O João Nuno Almeida e Sousa (mê prime más gande) lembrou e bem a passagem do octogésimo quinto aniversário da Dama de Ferro. Lembrou também o livro A Arte de Bem Governar a 3€ na Feira do Livro de Ponta Delgada. Fazem falta à Europa lideres com a Lady Thatcher, Helmut Kohl, Jacques Delors e Romano Prodi. Estes deram lugar à má moeda.
PS: Um post que também podia ter como epígrafe e expressão Lições da História.

12 de outubro de 2010

Lições da História 3

"Sobre a ordem pública vim encontrar o País melhor, sobre a questão política, na mesma. Se as oposições tivessem um sucessor para dar a a António Maria da Silva já o tinham deitado abaixo. Assim, é de prever que se mantenha e que consiga votar algumas ou alguma das propostas de finanças. Isso é absolutamente preciso para evitar a desorientação financeira que se acentua".

(Augusto de Castro, em carta a João Chagas)

Citado por: Maltez, José Adelino, Tradição e Revolução, Uma biografia do Portugal Político do Século XIX ao XXI, Volume II (1910-2005), pag. 285 Tribuna, Lisboa 2005.

Lições da História 2

"Em Portugal, no campo político, não se discutem ideias, discutem-se homens para os arruinar, como se dessa demolição não adviesse um grande mal para o regime e para o País".
Barros Queirós, 1921
Citado por: Maltez, José Adelino, Tradição e Revolução, Uma biografia do Portugal Político do Século XIX ao XXI, Volume II (1910-2005),pag. 275, Tribuna, Lisboa 2005.

Lições da História 1

A história não se repete porque ela é do domínio do cronos. Porém, a história ensina-nos a importância de reflectirmos sobre os acontecimentos passados tirando deles ensinamentos futuros. A história é um instrumento de governação e de apoio no mecanismo de decisão racional e pessoal que nenhum ser pode desprezar.
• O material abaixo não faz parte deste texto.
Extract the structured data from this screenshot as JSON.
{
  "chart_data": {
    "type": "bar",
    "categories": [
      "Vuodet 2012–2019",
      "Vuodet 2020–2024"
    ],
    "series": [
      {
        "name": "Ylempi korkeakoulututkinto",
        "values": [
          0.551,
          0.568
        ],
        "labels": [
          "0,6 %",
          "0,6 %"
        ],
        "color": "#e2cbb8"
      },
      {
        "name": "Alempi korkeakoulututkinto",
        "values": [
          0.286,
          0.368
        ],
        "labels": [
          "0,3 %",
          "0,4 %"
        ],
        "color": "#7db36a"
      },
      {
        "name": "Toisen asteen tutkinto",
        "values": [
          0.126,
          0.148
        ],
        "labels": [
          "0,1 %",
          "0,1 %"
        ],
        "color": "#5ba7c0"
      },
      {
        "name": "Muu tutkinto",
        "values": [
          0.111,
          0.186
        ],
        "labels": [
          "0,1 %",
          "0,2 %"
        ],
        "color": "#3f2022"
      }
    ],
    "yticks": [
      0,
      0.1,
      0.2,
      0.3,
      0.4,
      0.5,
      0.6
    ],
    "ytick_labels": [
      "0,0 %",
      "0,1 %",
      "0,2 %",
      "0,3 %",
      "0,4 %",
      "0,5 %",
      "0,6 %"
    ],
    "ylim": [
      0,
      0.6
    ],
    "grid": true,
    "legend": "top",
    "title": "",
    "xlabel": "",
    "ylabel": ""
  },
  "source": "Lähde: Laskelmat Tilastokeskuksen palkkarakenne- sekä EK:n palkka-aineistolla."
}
Essa coisa de dizer que a política não me interessa e eles são todos iguais é reduzir a nossa existência à condição do idiota.

5 de outubro de 2010

Hoje comemoramos exactamente o quê?

18 Anos de caos económico e social da primeira república?
Os quase quarenta anos da república Salazarista?
Os anos do marcelismo?
O PREC?
Os dez anos de cavaquismo e o desperdício de dois QCA mais os escândalos de corrupção que ainda se reflectem hoje?
O Pântano Guterrista?
A fuga do Barroso?
A demissão de um governo sustentado por uma maioria?
A fraude “socretina”?

No meio de tudo isso prefiro comemorar os 867 anos do tratado de Zamora e gritar vivas a EL-REI D. Duarte de Portugal, prestando assim a minha singela e humilde homenagem à memória de D. Manuel II um dos mais prestigiados Reis de Portugal e um intelectual de referência.